Moreover the EU already has the means to confront these challenges: it is a financial, regulatory, commercial and technological superpower; it distributes nearly 60% of global development aid. For these sorts of issues, what is required is political will rather than military autonomy; effective diplomacy rather than an army.
I remember at the United Nations how the European Commission would refuse to act when countries receiving massive EU aid systematically opposed EU requests. Today’s world no longer allows such angelic naivety. The union must use its power in a deliberate, consistent and purposeful way.
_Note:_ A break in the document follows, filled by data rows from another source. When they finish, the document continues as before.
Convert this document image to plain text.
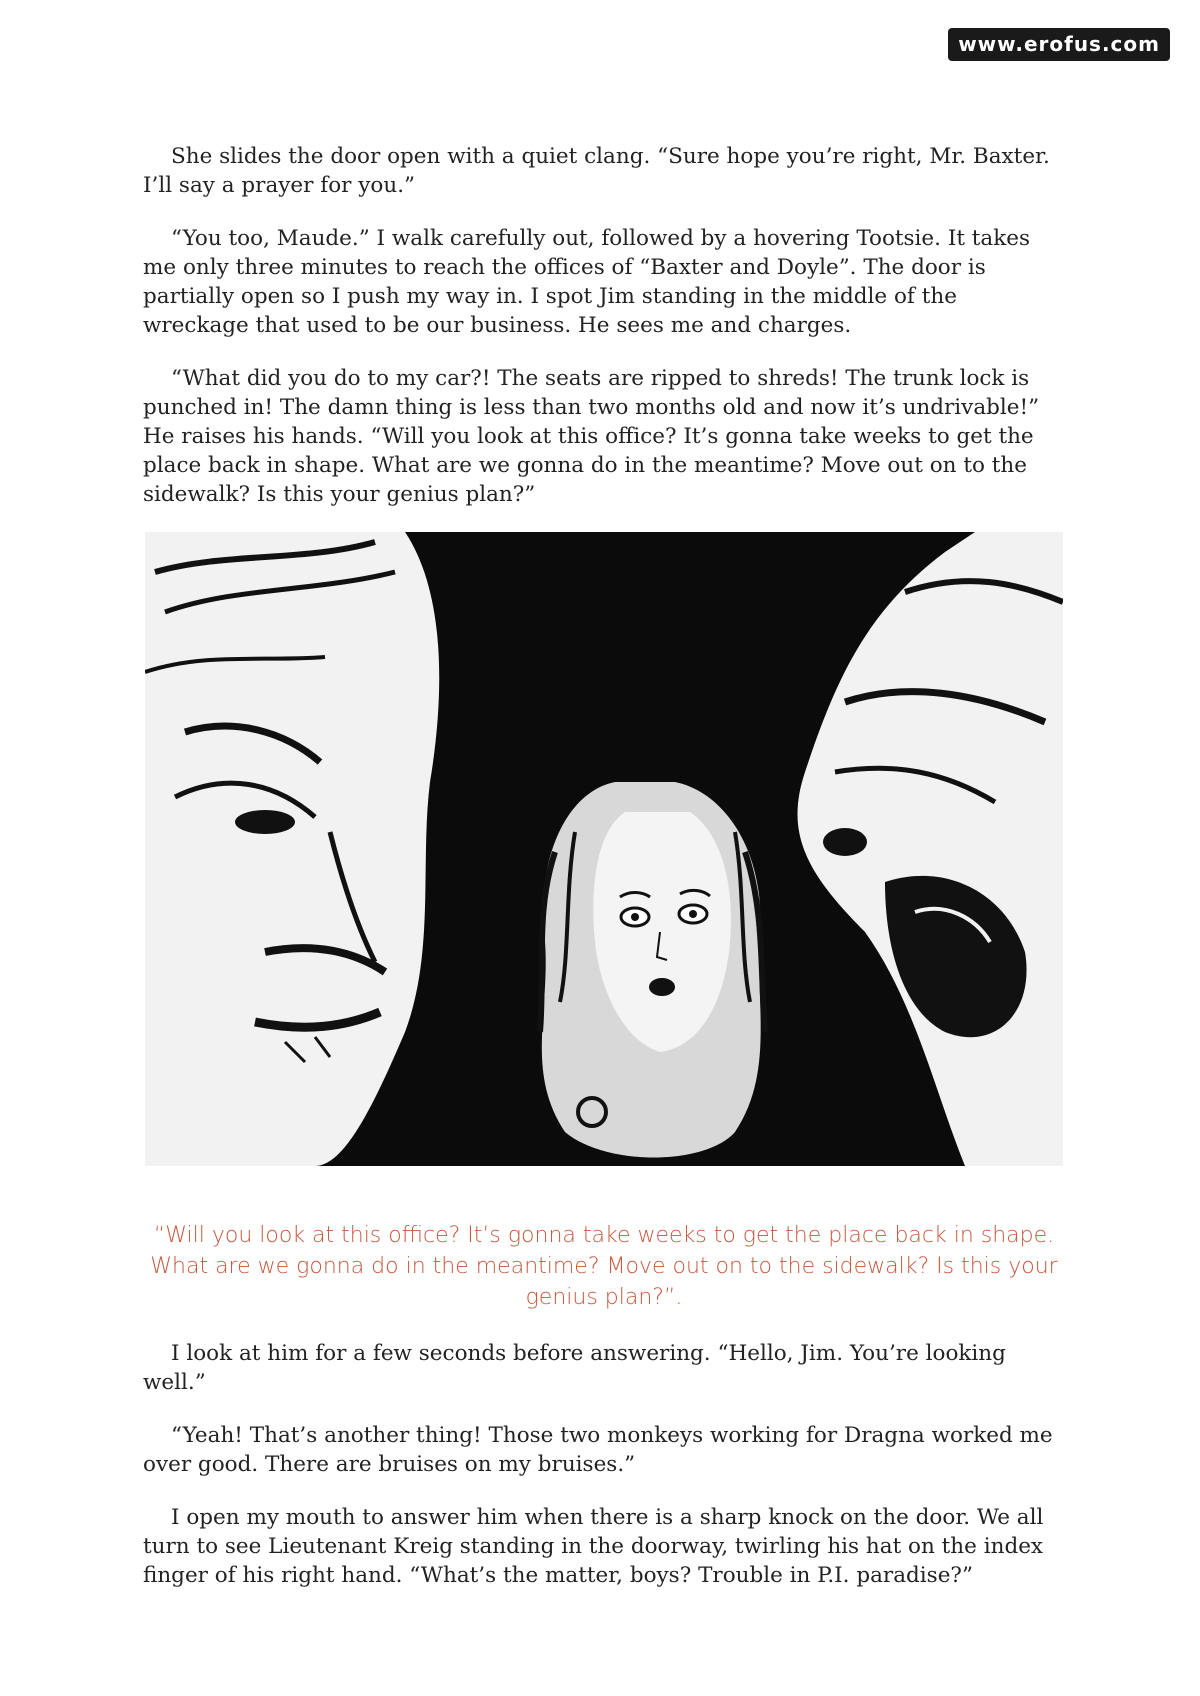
www.erofus.com

She slides the door open with a quiet clang. “Sure hope you’re right, Mr. Baxter. I’ll say a prayer for you.”

“You too, Maude.” I walk carefully out, followed by a hovering Tootsie. It takes me only three minutes to reach the offices of “Baxter and Doyle”. The door is partially open so I push my way in. I spot Jim standing in the middle of the wreckage that used to be our business. He sees me and charges.

“What did you do to my car?! The seats are ripped to shreds! The trunk lock is punched in! The damn thing is less than two months old and now it’s undrivable!” He raises his hands. “Will you look at this office? It’s gonna take weeks to get the place back in shape. What are we gonna do in the meantime? Move out on to the sidewalk? Is this your genius plan?”

“Will you look at this office? It’s gonna take weeks to get the place back in shape. What are we gonna do in the meantime? Move out on to the sidewalk? Is this your genius plan?”.

I look at him for a few seconds before answering. “Hello, Jim. You’re looking well.”

“Yeah! That’s another thing! Those two monkeys working for Dragna worked me over good. There are bruises on my bruises.”

I open my mouth to answer him when there is a sharp knock on the door. We all turn to see Lieutenant Kreig standing in the doorway, twirling his hat on the index finger of his right hand. “What’s the matter, boys? Trouble in P.I. paradise?”
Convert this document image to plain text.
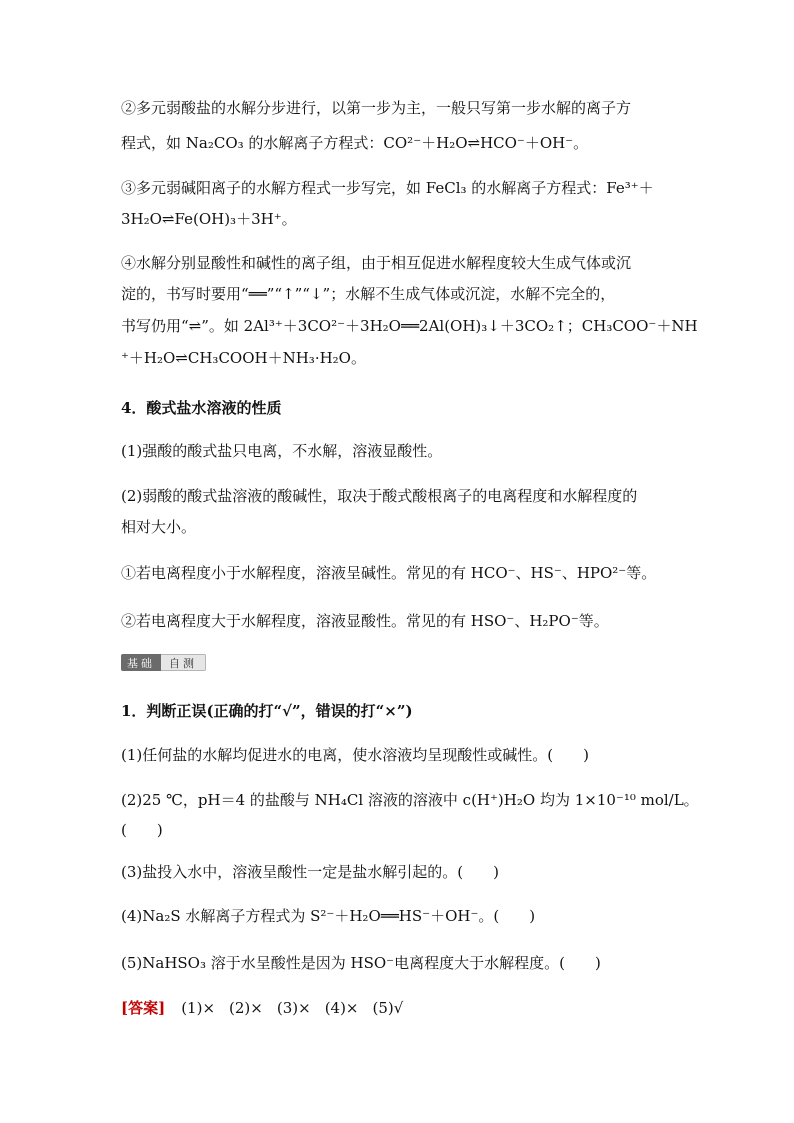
②多元弱酸盐的水解分步进行，以第一步为主，一般只写第一步水解的离子方
程式，如 Na₂CO₃ 的水解离子方程式：CO²⁻＋H₂O⇌HCO⁻＋OH⁻。
③多元弱碱阳离子的水解方程式一步写完，如 FeCl₃ 的水解离子方程式：Fe³⁺＋
3H₂O⇌Fe(OH)₃＋3H⁺。
④水解分别显酸性和碱性的离子组，由于相互促进水解程度较大生成气体或沉
淀的，书写时要用“══”“↑”“↓”；水解不生成气体或沉淀，水解不完全的，
书写仍用“⇌”。如 2Al³⁺＋3CO²⁻＋3H₂O══2Al(OH)₃↓＋3CO₂↑；CH₃COO⁻＋NH
⁺＋H₂O⇌CH₃COOH＋NH₃·H₂O。
4．酸式盐水溶液的性质
(1)强酸的酸式盐只电离，不水解，溶液显酸性。
(2)弱酸的酸式盐溶液的酸碱性，取决于酸式酸根离子的电离程度和水解程度的
相对大小。
①若电离程度小于水解程度，溶液呈碱性。常见的有 HCO⁻、HS⁻、HPO²⁻等。
②若电离程度大于水解程度，溶液显酸性。常见的有 HSO⁻、H₂PO⁻等。
基础	自测
1．判断正误(正确的打“√”，错误的打“×”)
(1)任何盐的水解均促进水的电离，使水溶液均呈现酸性或碱性。(　　)
(2)25 ℃，pH＝4 的盐酸与 NH₄Cl 溶液的溶液中 c(H⁺)H₂O 均为 1×10⁻¹⁰ mol/L。
(　　)
(3)盐投入水中，溶液呈酸性一定是盐水解引起的。(　　)
(4)Na₂S 水解离子方程式为 S²⁻＋H₂O══HS⁻＋OH⁻。(　　)
(5)NaHSO₃ 溶于水呈酸性是因为 HSO⁻电离程度大于水解程度。(　　)
[答案] (1)× (2)× (3)× (4)× (5)√
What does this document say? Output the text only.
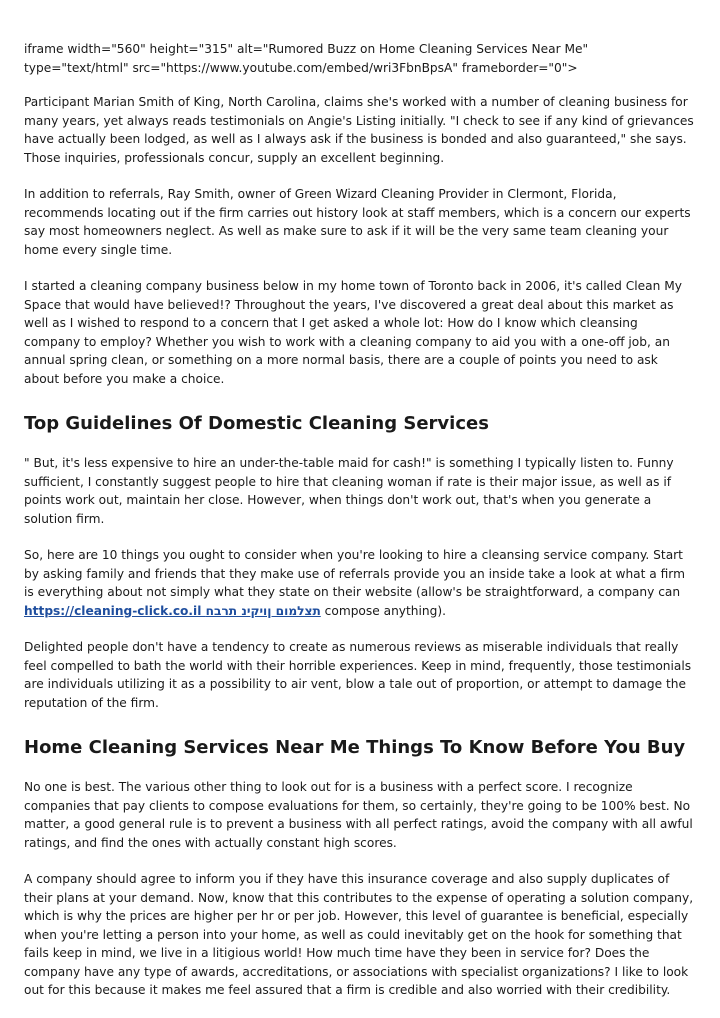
iframe width="560" height="315" alt="Rumored Buzz on Home Cleaning Services Near Me" type="text/html" src="https://www.youtube.com/embed/wri3FbnBpsA" frameborder="0">

Participant Marian Smith of King, North Carolina, claims she's worked with a number of cleaning business for many years, yet always reads testimonials on Angie's Listing initially. "I check to see if any kind of grievances have actually been lodged, as well as I always ask if the business is bonded and also guaranteed," she says. Those inquiries, professionals concur, supply an excellent beginning.

In addition to referrals, Ray Smith, owner of Green Wizard Cleaning Provider in Clermont, Florida, recommends locating out if the firm carries out history look at staff members, which is a concern our experts say most homeowners neglect. As well as make sure to ask if it will be the very same team cleaning your home every single time.

I started a cleaning company business below in my home town of Toronto back in 2006, it's called Clean My Space that would have believed!? Throughout the years, I've discovered a great deal about this market as well as I wished to respond to a concern that I get asked a whole lot: How do I know which cleansing company to employ? Whether you wish to work with a cleaning company to aid you with a one-off job, an annual spring clean, or something on a more normal basis, there are a couple of points you need to ask about before you make a choice.

Top Guidelines Of Domestic Cleaning Services

" But, it's less expensive to hire an under-the-table maid for cash!" is something I typically listen to. Funny sufficient, I constantly suggest people to hire that cleaning woman if rate is their major issue, as well as if points work out, maintain her close. However, when things don't work out, that's when you generate a solution firm.

So, here are 10 things you ought to consider when you're looking to hire a cleansing service company. Start by asking family and friends that they make use of referrals provide you an inside take a look at what a firm is everything about not simply what they state on their website (allow's be straightforward, a company can https://cleaning-click.co.il תצלמום ןויקינ תרבח compose anything).

Delighted people don't have a tendency to create as numerous reviews as miserable individuals that really feel compelled to bath the world with their horrible experiences. Keep in mind, frequently, those testimonials are individuals utilizing it as a possibility to air vent, blow a tale out of proportion, or attempt to damage the reputation of the firm.

Home Cleaning Services Near Me Things To Know Before You Buy

No one is best. The various other thing to look out for is a business with a perfect score. I recognize companies that pay clients to compose evaluations for them, so certainly, they're going to be 100% best. No matter, a good general rule is to prevent a business with all perfect ratings, avoid the company with all awful ratings, and find the ones with actually constant high scores.

A company should agree to inform you if they have this insurance coverage and also supply duplicates of their plans at your demand. Now, know that this contributes to the expense of operating a solution company, which is why the prices are higher per hr or per job. However, this level of guarantee is beneficial, especially when you're letting a person into your home, as well as could inevitably get on the hook for something that fails keep in mind, we live in a litigious world! How much time have they been in service for? Does the company have any type of awards, accreditations, or associations with specialist organizations? I like to look out for this because it makes me feel assured that a firm is credible and also worried with their credibility.
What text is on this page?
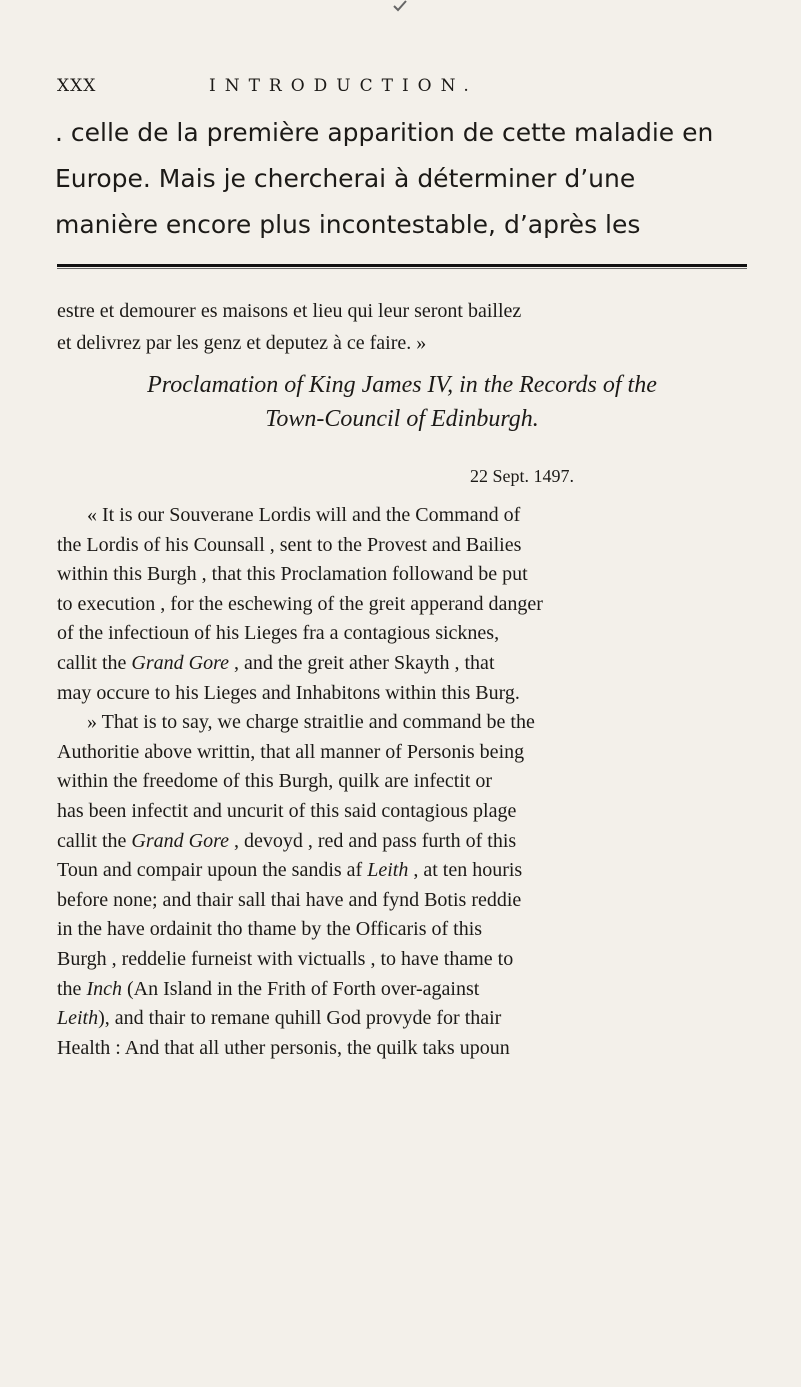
XXX	INTRODUCTION.

. celle de la première apparition de cette maladie en

Europe. Mais je chercherai à déterminer d’une

manière encore plus incontestable, d’après les

estre et demourer es maisons et lieu qui leur seront baillez

et delivrez par les genz et deputez à ce faire. »

Proclamation of King James IV, in the Records of the
Town-Council of Edinburgh.
22 Sept. 1497.

« It is our Souverane Lordis will and the Command of

the Lordis of his Counsall , sent to the Provest and Bailies

within this Burgh , that this Proclamation followand be put

to execution , for the eschewing of the greit apperand danger

of the infectioun of his Lieges fra a contagious sicknes,

callit the Grand Gore , and the greit ather Skayth , that

may occure to his Lieges and Inhabitons within this Burg.

» That is to say, we charge straitlie and command be the

Authoritie above writtin, that all manner of Personis being

within the freedome of this Burgh, quilk are infectit or

has been infectit and uncurit of this said contagious plage

callit the Grand Gore , devoyd , red and pass furth of this

Toun and compair upoun the sandis af Leith , at ten houris

before none; and thair sall thai have and fynd Botis reddie

in the have ordainit tho thame by the Officaris of this

Burgh , reddelie furneist with victualls , to have thame to

the Inch (An Island in the Frith of Forth over-against

Leith), and thair to remane quhill God provyde for thair

Health : And that all uther personis, the quilk taks upoun
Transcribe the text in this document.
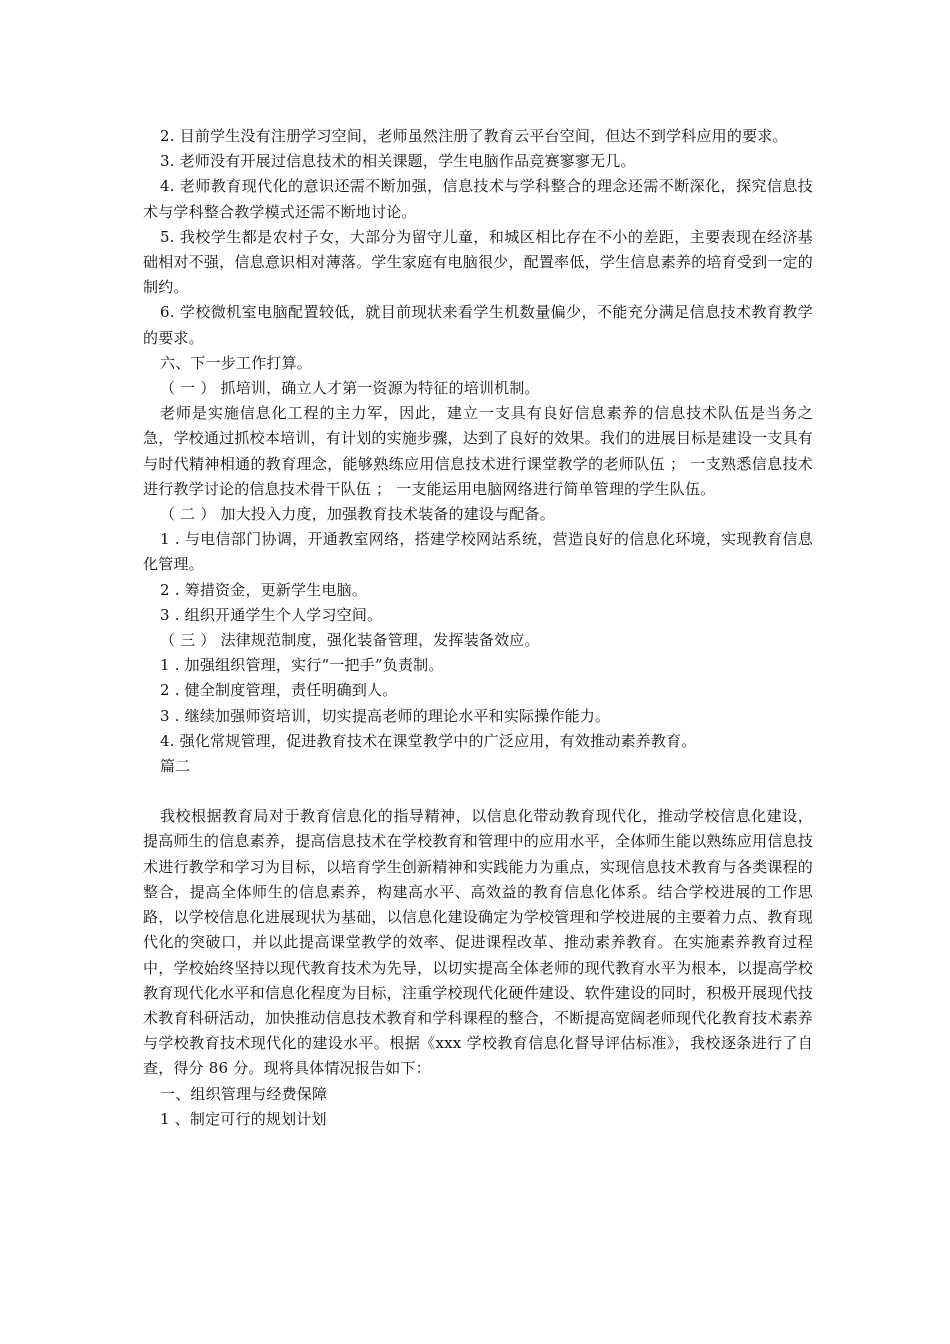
2. 目前学生没有注册学习空间，老师虽然注册了教育云平台空间，但达不到学科应用的要求。

3. 老师没有开展过信息技术的相关课题，学生电脑作品竞赛寥寥无几。

4. 老师教育现代化的意识还需不断加强，信息技术与学科整合的理念还需不断深化，探究信息技术与学科整合教学模式还需不断地讨论。

5. 我校学生都是农村子女，大部分为留守儿童，和城区相比存在不小的差距，主要表现在经济基础相对不强，信息意识相对薄落。学生家庭有电脑很少，配置率低，学生信息素养的培育受到一定的制约。

6. 学校微机室电脑配置较低，就目前现状来看学生机数量偏少，不能充分满足信息技术教育教学的要求。

六、下一步工作打算。

（ 一 ） 抓培训，确立人才第一资源为特征的培训机制。

老师是实施信息化工程的主力军，因此，建立一支具有良好信息素养的信息技术队伍是当务之急，学校通过抓校本培训，有计划的实施步骤，达到了良好的效果。我们的进展目标是建设一支具有与时代精神相通的教育理念，能够熟练应用信息技术进行课堂教学的老师队伍 ； 一支熟悉信息技术进行教学讨论的信息技术骨干队伍 ； 一支能运用电脑网络进行简单管理的学生队伍。

（ 二 ） 加大投入力度，加强教育技术装备的建设与配备。

1 . 与电信部门协调，开通教室网络，搭建学校网站系统，营造良好的信息化环境，实现教育信息化管理。

2 . 筹措资金，更新学生电脑。

3 . 组织开通学生个人学习空间。

（ 三 ） 法律规范制度，强化装备管理，发挥装备效应。

1 . 加强组织管理，实行“一把手”负责制。

2 . 健全制度管理，责任明确到人。

3 . 继续加强师资培训，切实提高老师的理论水平和实际操作能力。

4. 强化常规管理，促进教育技术在课堂教学中的广泛应用，有效推动素养教育。

篇二

我校根据教育局对于教育信息化的指导精神，以信息化带动教育现代化，推动学校信息化建设，提高师生的信息素养，提高信息技术在学校教育和管理中的应用水平，全体师生能以熟练应用信息技术进行教学和学习为目标，以培育学生创新精神和实践能力为重点，实现信息技术教育与各类课程的整合，提高全体师生的信息素养，构建高水平、高效益的教育信息化体系。结合学校进展的工作思路，以学校信息化进展现状为基础，以信息化建设确定为学校管理和学校进展的主要着力点、教育现代化的突破口，并以此提高课堂教学的效率、促进课程改革、推动素养教育。在实施素养教育过程中，学校始终坚持以现代教育技术为先导，以切实提高全体老师的现代教育水平为根本，以提高学校教育现代化水平和信息化程度为目标，注重学校现代化硬件建设、软件建设的同时，积极开展现代技术教育科研活动，加快推动信息技术教育和学科课程的整合，不断提高宽阔老师现代化教育技术素养与学校教育技术现代化的建设水平。根据《xxx 学校教育信息化督导评估标准》，我校逐条进行了自查，得分 86 分。现将具体情况报告如下：

一、组织管理与经费保障

1 、制定可行的规划计划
The Lisbon Treaty signed in 2007 gave the EU’s high representative for foreign affairs and security policy the status of a vice-president of the commission, in the hope that they would have the authority to harness all the tools the EU has globally. But this never happened. In this area, the commission continues to work in silos.
Rather than engaging in a theological debate about the creation of a European army, which might happen at some stage but is not a priority today, what the EU really needs is a genuinely integrated foreign policy so that European diplomats can do more and preach less. The EU is a political power. It must behave like one.
On most of these issues, a reinvigorated European Union will be able to work with the United States to promote a world order based on common values and interests. When authoritarian solutions attract increasing support not just in the wider international arena but in Western countries, Americans and Europeans need to be closer than ever. It calls for a United States that is open to equal co-operation with Europe, and an EU that is ready to assume the full responsibilities of power.
Gérard Araud was France’s ambassador to the United States in 2014-19 and earlier, its permanent representative to the United Nations, among other diplomatic roles.